Tout cela nous l’avons entendu, tout cela nous l’avons fait, les salariés ont rempli leurs engagements avec loyauté.

Qu’on fait les dirigeants ?

De 1987 à 2006 les dirigeants des Caisses d’épargne ont accumulé nationalement et localement une masse considérable de bénéfices, (25 milliards d’euro, les fameux fonds propres) grâce à l’engagement de tous les employés et cadres de notre entreprise, engagement d’autant plus méritoire face au blocage des salaires et la perte de nos retraites.
Ces résultats que sont-ils devenus, quels intérêts ont-ils servis pendant que les salariés étaient à la diète ?

Faut-il rappeler que seuls les syndicats et les représentants du personnel, à l’unanimité, ont vu juste en refusant l’opération NATIXIS, qui devait nous mener dans les vertes prairies des paradis capitalistes, opération grâce à laquelle, d’après Charles MILHAUD et l’ensemble des dirigeants, nous gagnerions notre liberté vis à vis de la CDC contre 7 milliards d’euro, favorisant de fait la politique de privatisation totale du gouvernement...

Qui d’ailleurs se taisait…. très habilement (qui ne dit mot consent)…
Et pour finir la banalisation du livret A qui affaiblit les caisses et les dépôts sur le livret A et le LDD...

Alors qu’aujourd’hui, malgré une distribution élargie à tous les établissements bancaires, la collecte est moindre qu’avec les seules Poste et Caisses d’épargne à l’époque.

Quel manque de clairvoyance de la part des pouvoirs publics, quel silence de la part de nos dirigeants.
Et demain, dans 2 ans, dans 5 ans, qu’en sera t-il avec une CE PAC affaiblie par le départ sans remplacement de plus de 10% de ses effectifs.

Nouveau plan de suppression d’emploi ?

Pendant ce temps la banque pop ouvre des agences sur Marseille et ailleurs.

Aujourd’hui, il faut sauver l’emploi et les Caisses d’épargne.

Pour cela elles ont besoin de se développer et non de se rabougrir.
Aussi, conformément à l’article L2323-78 du code du travail, nous demandons aux élus du comité d’entreprise de voter un droit d’alerte.

La CGT et l’UGICT CGT (cadres) ont été soutenus par les élus SUD et CFDT. Seul le SU n’a pas voulu du droit d’alerte mais d’une commission économique avec expert pour étudier les conséquences de la recapitalisation par les CE de meilleurtaux.com et Nexity.

Nous rappelons le motif de l’article L2323-78 et suivants du Code du travail : lorsque le comité d’entreprise a connaissance de faits de nature à affecter de manière préoccupante la situation économique de l’entreprise, il peut demander à l’employeur de lui fournir des explications.

Cette demande est inscrite de droit à l’ordre du jour de la prochaine séance du comité d’entreprise.

Si le comité » d’entreprise n’a pu obtenir de réponse suffisante de l’employeur ou si celle ci confirme le caractère préoccupant de la situation, il établit un rapport.

Article L2323-81 : dans les sociétés à conseil de surveillance, la demande d’explication est inscrite à l’ordre du jour du COS

Pourquoi le droit d’alerte ?

Celui ci permettra, avec l’aide d’un expert, de connaître la liste des postes supprimés dans les Services, dans le Réseau, d’identifier les agences à fermer, dans le futur proche et à 5 ans l’état réel comptable des investissements etc.… afin de s’y opposer.
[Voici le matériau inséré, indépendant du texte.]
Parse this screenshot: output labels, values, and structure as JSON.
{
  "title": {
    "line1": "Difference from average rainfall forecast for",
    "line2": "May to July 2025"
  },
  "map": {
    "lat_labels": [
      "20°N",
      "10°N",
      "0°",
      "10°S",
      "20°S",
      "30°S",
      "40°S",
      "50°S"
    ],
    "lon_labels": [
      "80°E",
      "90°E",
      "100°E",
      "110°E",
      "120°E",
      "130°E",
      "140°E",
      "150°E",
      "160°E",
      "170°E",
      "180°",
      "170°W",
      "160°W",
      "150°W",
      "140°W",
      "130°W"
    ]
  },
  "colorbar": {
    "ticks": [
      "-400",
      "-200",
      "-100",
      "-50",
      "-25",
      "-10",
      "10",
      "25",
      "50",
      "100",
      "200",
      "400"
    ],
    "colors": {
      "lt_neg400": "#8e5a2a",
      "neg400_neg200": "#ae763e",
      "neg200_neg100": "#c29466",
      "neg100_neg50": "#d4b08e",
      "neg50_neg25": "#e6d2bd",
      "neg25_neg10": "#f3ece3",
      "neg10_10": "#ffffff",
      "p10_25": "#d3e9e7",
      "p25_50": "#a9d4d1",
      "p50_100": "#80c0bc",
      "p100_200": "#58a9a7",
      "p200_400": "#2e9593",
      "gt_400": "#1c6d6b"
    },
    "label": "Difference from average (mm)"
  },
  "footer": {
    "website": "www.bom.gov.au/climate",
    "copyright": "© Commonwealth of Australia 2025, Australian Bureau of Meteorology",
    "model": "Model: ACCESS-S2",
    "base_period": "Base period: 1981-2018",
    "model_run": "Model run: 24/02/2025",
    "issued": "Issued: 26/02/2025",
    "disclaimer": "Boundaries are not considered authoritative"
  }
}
De connaître les objectifs financiers qu’aujourd’hui nous cachent les dirigeants des Caisses aux ordres de François PEROL.

Cette expertise doit permettre la mise en place de solutions de maintien de l’emploi et une orientation commerciale différente permettant un développement de l’entreprise.

C’est possible ! Tous ensemble, relevons la tête, contestons les orientations prises par des responsables politiques et économiques coupables d’un échec historique considérable dont les effets destructeurs d’emploi et de niveau de vie, de liberté ne font que commencer.